One of the problems More ponders is prison recidivism. In her sophomore year, she visited San Quentin Prison for one of her classes, and ended up returning the following year. There, she once again witnessed something that wasn’t fair: people much like her who had far harder lives due to circumstances beyond their control.
“The biggest takeaway I got from San Quentin was that the people in prison, when they were kids, were in and out of ‘juvie’ as well,” More explained, referring to the juvenile justice system. “They weren’t ever introduced to a life without gangs, violence, and drugs.”
One day, More hopes to take this immense challenge into her own hands. “Of course, it’s a very big aspiration,” she said, “but I really want to make a nonprofit helping kids who are either in juvie or out of juvie [do something] similar to me — using their own passions to do something good in their community. That way, they’ll feel like they can support the community, and the community can support them back. It’ll give them skills they can use in other jobs, and allow them to support themselves and their families.”

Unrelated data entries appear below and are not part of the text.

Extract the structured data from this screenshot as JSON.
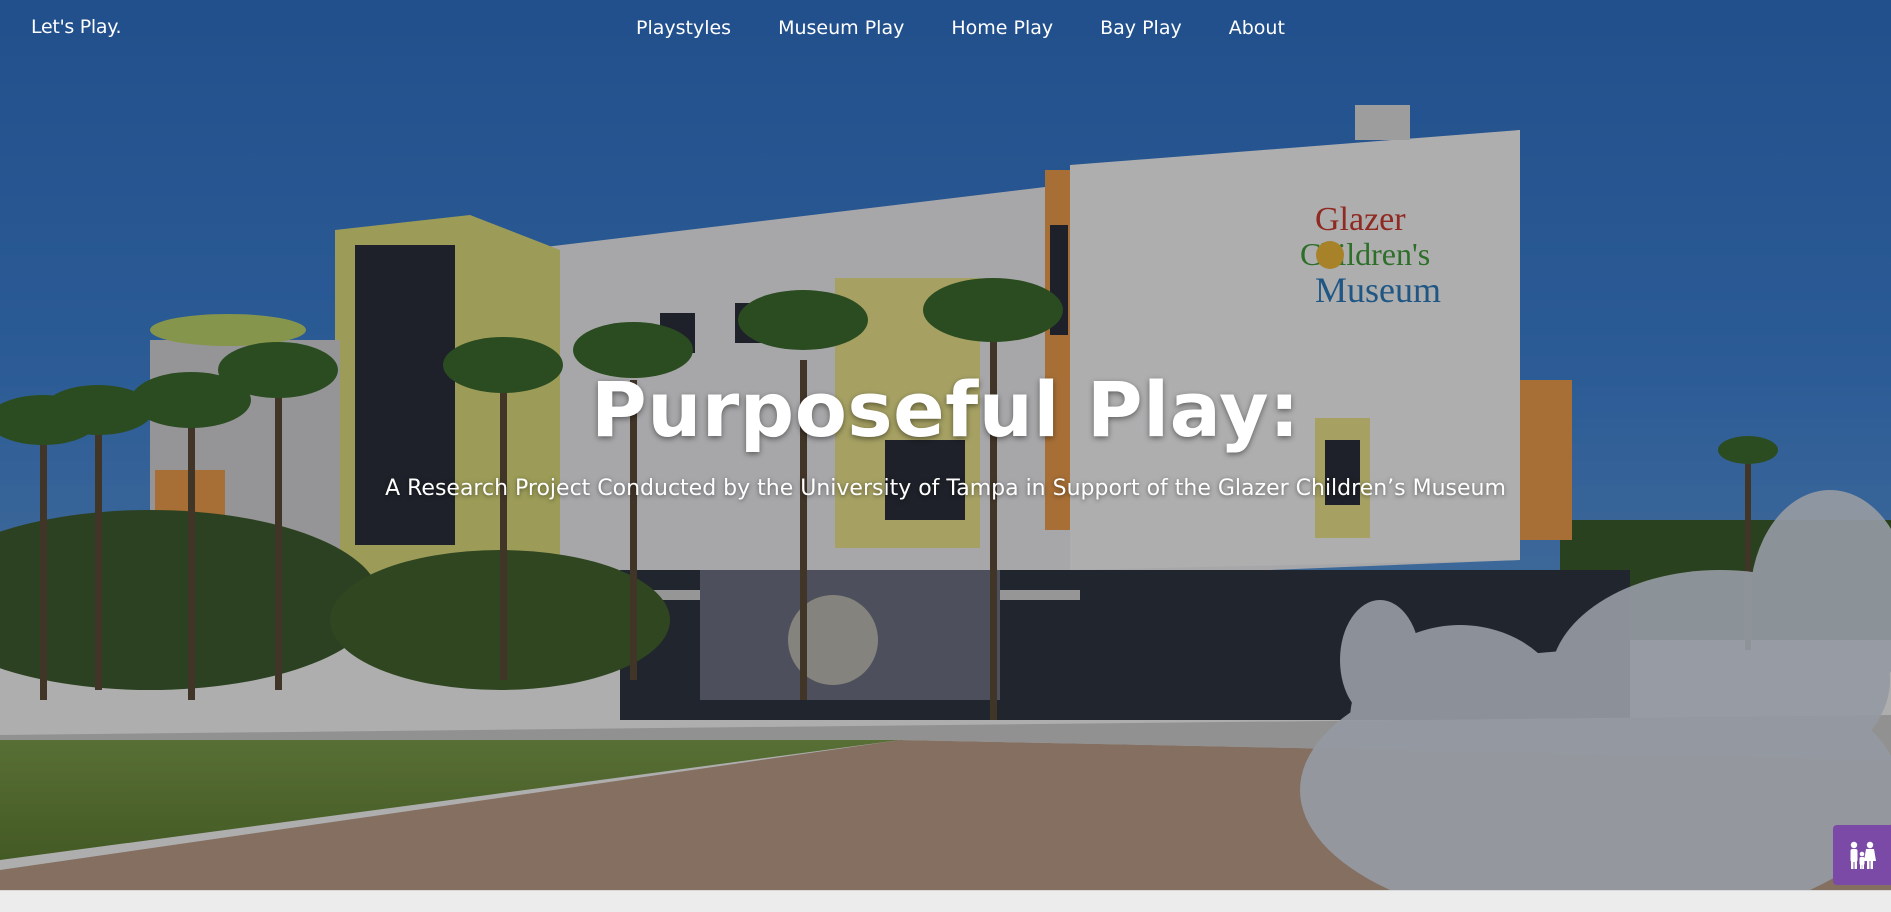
{
  "brand": {
    "label": "Let's Play."
  },
  "nav": {
    "items": [
      {
        "label": "Playstyles"
      },
      {
        "label": "Museum Play"
      },
      {
        "label": "Home Play"
      },
      {
        "label": "Bay Play"
      },
      {
        "label": "About"
      }
    ]
  },
  "hero": {
    "title": "Purposeful Play:",
    "subtitle": "A Research Project Conducted by the University of Tampa in Support of the Glazer Children’s Museum",
    "sign_lines": [
      "Glazer",
      "Children's",
      "Museum"
    ]
  },
  "accessibility_button": {
    "icon": "family-icon",
    "color": "#7a4aa6"
  }
}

This idea is in line with More’s current interests. When she heads to college next year — hopefully somewhere on the East Coast, she says — she plans to major in business and minor in nonprofit organization. She also intends to minor in environment and sustainability, another global crisis she’s chosen to focus on.

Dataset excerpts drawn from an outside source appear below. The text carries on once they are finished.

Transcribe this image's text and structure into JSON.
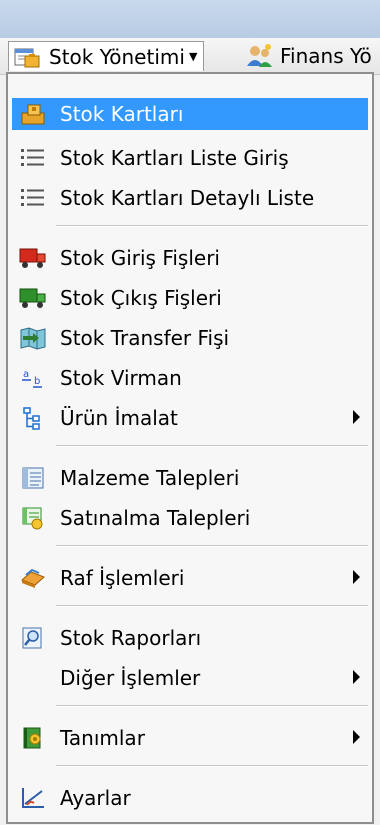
{
  "menubar": {
    "stok_label": "Stok Yönetimi",
    "finans_label": "Finans Yö"
  },
  "menu": {
    "items": [
      {
        "label": "Stok Kartları",
        "icon": "stock-card-icon"
      },
      {
        "label": "Stok Kartları Liste Giriş",
        "icon": "list-icon"
      },
      {
        "label": "Stok Kartları Detaylı Liste",
        "icon": "list-icon"
      },
      {
        "label": "Stok Giriş Fişleri",
        "icon": "truck-in-icon"
      },
      {
        "label": "Stok Çıkış Fişleri",
        "icon": "truck-out-icon"
      },
      {
        "label": "Stok Transfer Fişi",
        "icon": "transfer-map-icon"
      },
      {
        "label": "Stok Virman",
        "icon": "virman-icon"
      },
      {
        "label": "Ürün İmalat",
        "icon": "tree-icon"
      },
      {
        "label": "Malzeme Talepleri",
        "icon": "document-icon"
      },
      {
        "label": "Satınalma Talepleri",
        "icon": "purchase-icon"
      },
      {
        "label": "Raf İşlemleri",
        "icon": "shelf-icon"
      },
      {
        "label": "Stok Raporları",
        "icon": "report-search-icon"
      },
      {
        "label": "Diğer İşlemler",
        "icon": ""
      },
      {
        "label": "Tanımlar",
        "icon": "book-gear-icon"
      },
      {
        "label": "Ayarlar",
        "icon": "settings-chart-icon"
      }
    ]
  },
  "colors": {
    "selection": "#3399ff",
    "menu_background": "#f7f7f7"
  }
}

“Climate change is something I’m continuously thinking about,” she said. “I think it seems very daunting, like, ‘wow, this is such a big problem, and it’s affecting the whole world.'”
That hasn’t stopped her from taking action. She’s attended climate marches in San Francisco and posted about them on her blog, angelmoreblog.weebly.com, which sometimes gets hundreds of viewers a day. She’s working with a fellow Menlo School student to organize an “eco week” at their school, in which they’d bring in local climate leaders to speak about sustainability.

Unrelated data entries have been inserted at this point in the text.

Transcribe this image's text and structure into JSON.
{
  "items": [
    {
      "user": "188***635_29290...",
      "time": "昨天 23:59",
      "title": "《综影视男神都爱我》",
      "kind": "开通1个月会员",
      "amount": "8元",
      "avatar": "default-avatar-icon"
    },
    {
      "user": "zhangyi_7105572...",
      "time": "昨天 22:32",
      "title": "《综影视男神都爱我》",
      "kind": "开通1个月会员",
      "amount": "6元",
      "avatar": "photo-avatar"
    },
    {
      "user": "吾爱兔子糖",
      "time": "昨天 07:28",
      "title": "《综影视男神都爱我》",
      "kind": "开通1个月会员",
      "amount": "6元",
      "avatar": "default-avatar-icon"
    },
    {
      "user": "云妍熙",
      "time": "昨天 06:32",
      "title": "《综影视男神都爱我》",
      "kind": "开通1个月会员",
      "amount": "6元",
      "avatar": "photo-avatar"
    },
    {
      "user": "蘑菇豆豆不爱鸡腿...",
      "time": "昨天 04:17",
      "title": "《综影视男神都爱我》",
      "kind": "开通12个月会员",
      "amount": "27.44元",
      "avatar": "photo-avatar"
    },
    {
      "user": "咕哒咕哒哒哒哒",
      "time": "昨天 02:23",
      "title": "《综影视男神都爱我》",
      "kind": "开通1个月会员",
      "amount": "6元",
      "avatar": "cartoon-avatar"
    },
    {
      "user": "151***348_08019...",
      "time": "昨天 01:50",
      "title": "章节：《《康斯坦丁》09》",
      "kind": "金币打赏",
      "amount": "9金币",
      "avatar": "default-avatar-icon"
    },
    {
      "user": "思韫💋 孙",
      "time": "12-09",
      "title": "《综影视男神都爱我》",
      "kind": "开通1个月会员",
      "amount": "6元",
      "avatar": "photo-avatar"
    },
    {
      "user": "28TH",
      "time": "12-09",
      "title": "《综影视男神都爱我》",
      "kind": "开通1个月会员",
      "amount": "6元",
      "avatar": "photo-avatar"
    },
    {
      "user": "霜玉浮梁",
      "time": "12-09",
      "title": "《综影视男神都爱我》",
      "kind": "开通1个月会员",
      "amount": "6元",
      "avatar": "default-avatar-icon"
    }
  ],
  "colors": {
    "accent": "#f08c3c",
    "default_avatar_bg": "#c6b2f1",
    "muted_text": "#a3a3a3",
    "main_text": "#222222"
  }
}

But most significantly, she’s dived into an area of the climate question that many others have overlooked: fashion. Because of consumers’ constant desire to “get the latest thing,” More asserted, the clothing industry has become the second-biggest emitter of carbon dioxide.
“The consumer mindset is ‘buy something and throw it away.’ You make the T-shirt, the person wears it maybe three or four times, and then they throw it away,” More said. “Another thing is that companies, when they don’t sell enough clothes, they burn them [instead of donating], because they don’t want to have them given away so easily.”
Again, More has devised a clever entrepreneurial solution. In one of her classes last year, she made an alternative fabric out of biodegradable kombucha. “It’s entirely compostable. You can even eat it,” she said. “Maybe [I’ll eventually] start my own company where I can sell it.”
But all this, of course, is years down the road. Before More can save the world, she still has to graduate from high school, apply to college, and swim the English Channel — a feat that certainly won’t be trivial.
“It’s a difficult swim because of the distance, and it’s pretty cold, choppy conditions,” she explained. “There (are) boats, shipping channels — very strict rules of where you can start and where you can land. It’s all around a logistically hard swim.”
But More was born for this. She knows how to pace herself. She knows how to set the goalposts far in the distance, chart a course, and just keep swimming.
She knows how to play the long game. And that’s what she intends to do — in swimming and in life.
“Whenever I see something that isn’t fair, or needs to be changed, I always try to [do something],” said More. “I feel like if I have the opportunities, the resources — if I can, why wouldn’t I?”